Denktaş ise Erdoğan'ın bu aleni tepkisinden bir yıl önce; 2003 yılında, kendisine yönelik suçlamalar karşısında bana şöyle demişti:

"Bu suçlamalar maksatlıdır, beni sindirmek içindir, korkutmak içindir. Bilmedikleri bir şey vardır; hak ve hürriyet müdafaasında bir insan haklı olduğunu biliyorsa, halkı da kararlı ise ve kendisini destekliyorsa, bu gibi suçlamalarla ne sindirilebilir, ne susturulabilir. Bunu bilmiyorlar."

***

Dışişleri Bakanı Mevlüt Çavuşoğlu, Akıncı'yı kastederek "Ben böylesine dürüst olmayan bir siyasetçiyle ne Türkiye'de ne de başka bir yerde çalışmadım. Bunları önümüzdeki günlerde de açıklayacağım." dedi.

Akıncı, Türkiye'nin de yıllardır savunduğu ama şimdi vazgeçmiş göründüğü "Kıbrıs'ta federal çatı" için çalışıyor!

AKP iktidarı, yıllardır, ABD güdümlü dış politika uyguluyor. "Direnenleri iftiralarla zayıflatmak siyaseti" ise Ergenekon, Balyoz ve Askeri Casusluk suçlamaları ile AKP döneminde uygulandı. Kimse "FETÖ yaptı" diyemez. AKP yol vermese, bütün devleti teslim etmese, FETÖ, iftira siyaseti uygulayabilir miydi?

Dürüstlük konusunda uzlaşma sağlamak ise Türkiye için iyi bir başlangıç olurdu ama Türk Silahlı Kuvvetleri'ne iftira siyaseti başlatmak üzere, 2009'da gece yarısı, askerlerin sivil mahkemelerde yargılanması için yasa geçiren imza sahiplerini sorgulayan İlker Başbuğ hakkında suç duyurusu yapmak, dürüst bir politika mıdır? 

***

Bir notum da İrlanda seçimlerinden... BBC, haberi "İrlanda genel seçimlerinde bir zamanlar IRA'nın siyasi kanadı olarak adlandırılan milliyetçi ve solcu Sinn Fein birinci parti oldu." diye verdi…

Türkiye'de ise milliyetçilik, 50-60 yıldır sağcılık zannediliyor! Almanya'nın Volksstimme gazetesi ise ülkede açılması planlanan Türk okulları konusunda "Ankara, okulları AKP'ye yakın Maarif Vakfı aracılığıyla açmak istiyor.

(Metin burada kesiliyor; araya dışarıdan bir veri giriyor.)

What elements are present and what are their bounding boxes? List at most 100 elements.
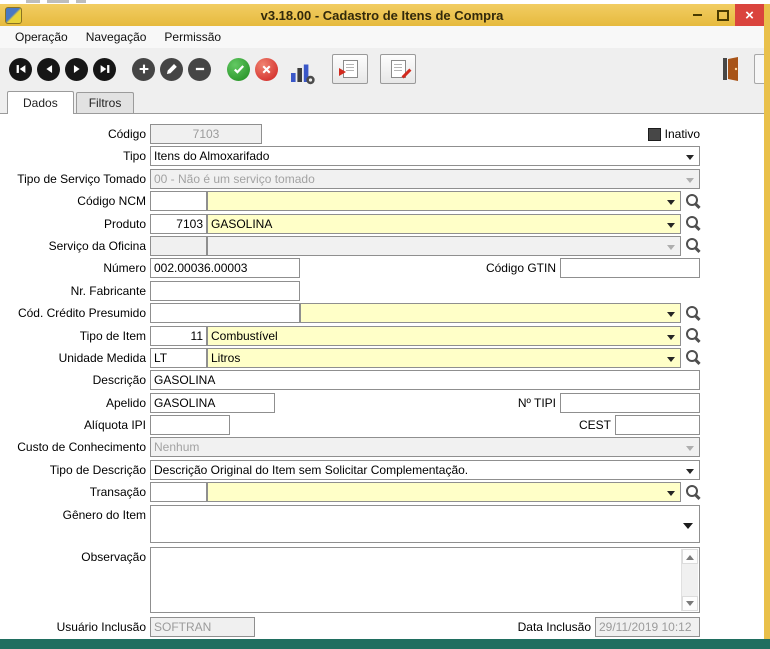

Okullar yoluyla Almanyalı ikinci ya da üçüncü kuşak Türklerin okul çağındaki çocuklarının da Erdoğan'ın otokrat ve milliyetçi sistemine bağlanması öngörülüyor." diye yazdı.

Alman gazeteciler, Erdoğan'ın, milliyetçiliği ayaklarının altına almaktan söz ettiğini, "dindar ve kindar bir nesil yetiştirmek" istediğini, Türkiye'nin nüfus yapısını Suriyelilerle değiştirirken Arapça eğitim-öğretimi, yer yer dört yaşına kadar indirdiğini, Diyanet İşleri Başkanı'nın ise "Kur'an kursuna bir tuğla koyanın, cennette bir evi olur" diyerek, cennetten tapu dağıtmaya soyunduğunu görmüyor!